Se ha señalado en este tipo de educación rousseauniana un fondo demasiado próximo a los planteamientos totalitarios, que emergerían casi un par de décadas después de manera explosiva en el Terror jacobino, por la pretensión de anteponer la familia a la escuela. Quizás era la visión del libro de Fernández Liria que comentábamos ayer y en esto tendría razón. Este tipo de pedagogías que priorizan lo educativo frente a lo instructivo, o, la familia ante la institución escolar pública, tratan de fabricar al individuo en su más profunda intimidad y en un proceso que antepone afectos e influencias a la razón y la crítica. De todos modos, hemos indicado que no solo no carece de ese momento de lucidez crítica la pedagogía rousseauniana, sino que toda ella es producto de una gran madurez crítica que, tan solo, comprende que cuando el hombre aprende latín o matemáticas, está también de manera inevitable, removiendo sus afectos. Lo instructivo también remueve lo afectivo y es este principio el que Rousseau recoge escrupulosamente para elaborar en coherencia su proyecto de ciudadano maduro que ha aprendido a escoger bien, a medir y sopesar antes de decidirse por un modo de vida y sociedad natural. Este concordar con el bien, que a su vez emana de concordar con lo natural, es lo que puede hacer felices a los hombres. De hecho, el fin último de todo esto es, más cerca ahora quizás de Epicuro que de la Estoa, la felicidad del individuo. Esta pasa por la felicidad de su comunidad. Es lo que Emilio, sin necesidad de sermones, ha aprendido, que debe vivir, lúcidamente, con los demás y procurar la felicidad de estos porque la suya no se concibe sin dicha felicidad común. Todo, de nuevo, parece girar en torno a ese orden que vertebra, secreta y calladamente, el inmenso universo que todo lo abarca y del que nada queda fuera.

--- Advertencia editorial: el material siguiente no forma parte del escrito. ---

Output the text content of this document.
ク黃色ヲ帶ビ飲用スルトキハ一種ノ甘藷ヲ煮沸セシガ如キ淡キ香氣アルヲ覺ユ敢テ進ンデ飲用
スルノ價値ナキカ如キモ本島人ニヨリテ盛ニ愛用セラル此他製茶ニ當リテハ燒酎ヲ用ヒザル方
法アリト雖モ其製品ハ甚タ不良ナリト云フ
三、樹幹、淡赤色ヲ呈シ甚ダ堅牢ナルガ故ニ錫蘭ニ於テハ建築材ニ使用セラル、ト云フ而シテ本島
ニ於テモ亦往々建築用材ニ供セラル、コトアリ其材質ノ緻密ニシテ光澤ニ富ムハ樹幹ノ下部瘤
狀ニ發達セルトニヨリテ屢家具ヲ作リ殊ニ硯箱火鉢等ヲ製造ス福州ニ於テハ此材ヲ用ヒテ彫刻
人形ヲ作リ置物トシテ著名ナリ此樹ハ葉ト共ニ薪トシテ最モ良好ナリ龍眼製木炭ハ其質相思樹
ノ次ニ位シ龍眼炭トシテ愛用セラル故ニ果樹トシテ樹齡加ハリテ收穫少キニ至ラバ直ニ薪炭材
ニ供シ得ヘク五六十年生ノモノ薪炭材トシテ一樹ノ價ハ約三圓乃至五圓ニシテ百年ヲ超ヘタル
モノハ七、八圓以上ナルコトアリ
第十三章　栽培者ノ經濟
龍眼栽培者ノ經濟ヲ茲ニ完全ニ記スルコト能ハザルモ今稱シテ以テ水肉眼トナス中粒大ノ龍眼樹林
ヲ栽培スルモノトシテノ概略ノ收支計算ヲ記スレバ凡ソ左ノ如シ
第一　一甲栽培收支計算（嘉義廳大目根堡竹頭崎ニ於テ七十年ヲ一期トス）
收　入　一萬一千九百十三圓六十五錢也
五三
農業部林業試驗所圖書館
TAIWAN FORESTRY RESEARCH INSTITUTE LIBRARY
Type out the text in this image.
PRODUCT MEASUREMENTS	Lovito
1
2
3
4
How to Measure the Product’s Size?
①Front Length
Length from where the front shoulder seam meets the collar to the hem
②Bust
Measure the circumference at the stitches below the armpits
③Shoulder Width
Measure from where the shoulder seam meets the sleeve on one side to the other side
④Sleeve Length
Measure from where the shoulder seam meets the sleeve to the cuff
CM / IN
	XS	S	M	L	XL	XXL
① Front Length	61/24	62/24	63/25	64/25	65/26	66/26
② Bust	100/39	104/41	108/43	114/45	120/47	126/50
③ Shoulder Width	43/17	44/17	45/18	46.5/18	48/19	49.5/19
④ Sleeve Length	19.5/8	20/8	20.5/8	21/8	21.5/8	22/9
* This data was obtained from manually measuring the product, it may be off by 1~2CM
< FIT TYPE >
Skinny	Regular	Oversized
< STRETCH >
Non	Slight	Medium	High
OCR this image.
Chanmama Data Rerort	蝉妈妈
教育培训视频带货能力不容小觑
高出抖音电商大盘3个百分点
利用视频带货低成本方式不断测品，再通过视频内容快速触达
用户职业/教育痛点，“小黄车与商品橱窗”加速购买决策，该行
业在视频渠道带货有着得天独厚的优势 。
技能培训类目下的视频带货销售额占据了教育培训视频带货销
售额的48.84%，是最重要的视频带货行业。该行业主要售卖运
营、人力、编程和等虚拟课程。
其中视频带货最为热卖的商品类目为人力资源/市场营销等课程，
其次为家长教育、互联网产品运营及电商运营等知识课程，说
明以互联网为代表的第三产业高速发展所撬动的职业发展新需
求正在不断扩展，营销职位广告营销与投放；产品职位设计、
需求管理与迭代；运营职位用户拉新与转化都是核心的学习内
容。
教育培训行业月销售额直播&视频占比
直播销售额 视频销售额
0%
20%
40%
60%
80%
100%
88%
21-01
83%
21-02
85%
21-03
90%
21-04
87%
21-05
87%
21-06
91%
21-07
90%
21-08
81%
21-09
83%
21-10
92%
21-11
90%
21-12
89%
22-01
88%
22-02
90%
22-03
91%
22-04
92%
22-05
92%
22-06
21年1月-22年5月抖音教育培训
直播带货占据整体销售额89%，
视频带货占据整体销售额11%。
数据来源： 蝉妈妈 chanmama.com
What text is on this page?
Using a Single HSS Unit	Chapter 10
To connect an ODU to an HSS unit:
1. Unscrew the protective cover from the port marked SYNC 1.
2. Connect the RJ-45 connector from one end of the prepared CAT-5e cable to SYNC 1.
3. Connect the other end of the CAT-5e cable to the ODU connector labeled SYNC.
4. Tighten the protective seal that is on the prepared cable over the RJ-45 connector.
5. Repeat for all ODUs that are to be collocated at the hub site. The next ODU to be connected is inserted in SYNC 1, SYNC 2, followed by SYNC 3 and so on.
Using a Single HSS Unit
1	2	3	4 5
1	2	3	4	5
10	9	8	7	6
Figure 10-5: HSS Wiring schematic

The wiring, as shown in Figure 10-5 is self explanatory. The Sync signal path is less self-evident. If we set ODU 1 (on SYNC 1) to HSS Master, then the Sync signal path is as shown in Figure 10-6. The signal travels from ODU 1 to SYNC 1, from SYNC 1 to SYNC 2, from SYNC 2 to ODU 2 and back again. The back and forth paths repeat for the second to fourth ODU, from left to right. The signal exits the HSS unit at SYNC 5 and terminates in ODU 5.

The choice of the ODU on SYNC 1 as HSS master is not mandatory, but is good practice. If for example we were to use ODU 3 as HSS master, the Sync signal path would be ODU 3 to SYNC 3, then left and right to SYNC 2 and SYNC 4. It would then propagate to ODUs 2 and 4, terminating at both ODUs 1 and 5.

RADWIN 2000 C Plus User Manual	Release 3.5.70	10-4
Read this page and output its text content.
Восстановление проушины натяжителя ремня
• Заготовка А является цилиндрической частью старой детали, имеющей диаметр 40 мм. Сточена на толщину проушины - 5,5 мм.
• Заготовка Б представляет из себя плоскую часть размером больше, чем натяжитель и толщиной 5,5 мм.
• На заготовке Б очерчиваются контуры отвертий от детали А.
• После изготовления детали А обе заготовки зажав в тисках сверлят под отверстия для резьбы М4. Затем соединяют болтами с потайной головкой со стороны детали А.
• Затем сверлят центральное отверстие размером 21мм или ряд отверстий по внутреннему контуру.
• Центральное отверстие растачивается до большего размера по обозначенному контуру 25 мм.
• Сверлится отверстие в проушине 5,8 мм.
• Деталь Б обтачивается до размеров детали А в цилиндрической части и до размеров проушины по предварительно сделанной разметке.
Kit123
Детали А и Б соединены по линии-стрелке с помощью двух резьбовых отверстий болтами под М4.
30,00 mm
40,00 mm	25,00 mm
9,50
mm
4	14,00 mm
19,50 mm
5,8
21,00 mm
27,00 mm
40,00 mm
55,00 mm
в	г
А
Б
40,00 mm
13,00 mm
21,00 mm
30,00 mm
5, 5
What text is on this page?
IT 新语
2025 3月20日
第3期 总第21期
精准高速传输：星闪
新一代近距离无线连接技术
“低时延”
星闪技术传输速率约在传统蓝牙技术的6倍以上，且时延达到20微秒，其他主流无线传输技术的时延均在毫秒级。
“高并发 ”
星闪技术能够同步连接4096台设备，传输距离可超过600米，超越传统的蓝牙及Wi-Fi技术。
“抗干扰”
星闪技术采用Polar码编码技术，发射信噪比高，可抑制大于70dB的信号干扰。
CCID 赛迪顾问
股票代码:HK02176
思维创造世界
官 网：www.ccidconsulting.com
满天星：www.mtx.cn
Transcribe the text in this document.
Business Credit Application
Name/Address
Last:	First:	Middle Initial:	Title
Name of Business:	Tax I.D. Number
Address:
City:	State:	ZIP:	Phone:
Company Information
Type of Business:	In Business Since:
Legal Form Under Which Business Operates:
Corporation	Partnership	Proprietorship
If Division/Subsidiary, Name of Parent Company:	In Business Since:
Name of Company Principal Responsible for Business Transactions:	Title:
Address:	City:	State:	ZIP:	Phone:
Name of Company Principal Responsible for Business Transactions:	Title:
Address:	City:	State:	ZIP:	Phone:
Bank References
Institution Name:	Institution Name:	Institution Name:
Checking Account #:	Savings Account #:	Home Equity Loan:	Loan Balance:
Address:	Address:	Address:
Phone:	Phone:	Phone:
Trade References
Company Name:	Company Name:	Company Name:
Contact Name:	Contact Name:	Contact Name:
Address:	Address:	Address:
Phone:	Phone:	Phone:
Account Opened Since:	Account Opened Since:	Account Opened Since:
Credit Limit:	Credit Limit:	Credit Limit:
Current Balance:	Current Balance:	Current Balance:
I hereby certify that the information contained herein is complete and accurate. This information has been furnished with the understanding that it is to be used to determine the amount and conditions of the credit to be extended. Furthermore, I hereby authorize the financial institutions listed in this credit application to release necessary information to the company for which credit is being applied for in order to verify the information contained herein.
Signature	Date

Y muy estoica es también, señalemos para finalizar, una fe rousseauniana en la ciencia, en la lógica, en la verdad formal que pasa antes por el cálculo que por las humanidades. Una fe estoica y bien ilustrada que, en ambos casos, se justifica como el asidero del alma, como el punto seguro, el cimiento fuerte, en el que anclarse en medio del viento de la eternidad. De nuevo, nos sorprende Rousseau. No solo no es en absoluto un crítico de la racionalización matemática o científica, sino que esta opera como el faro del espíritu. El supuesto abogado de lo afectivo y, desde lecturas más positivistas, ajeno a un raquitismo de la ciencia, ha hecho justo de esta, de la ciencia, la daga de su ética. No lejos anda tampoco Pitágoras y el número como ánima de las cosas, y las cosas como lo que, irritante y desconcertantemente para quienes han visto en Rousseau un romántico, nos salvan del naufragio. Y Platón.
Pero bueno, ya está bien por hoy, ha sido un día largo. Mañana más.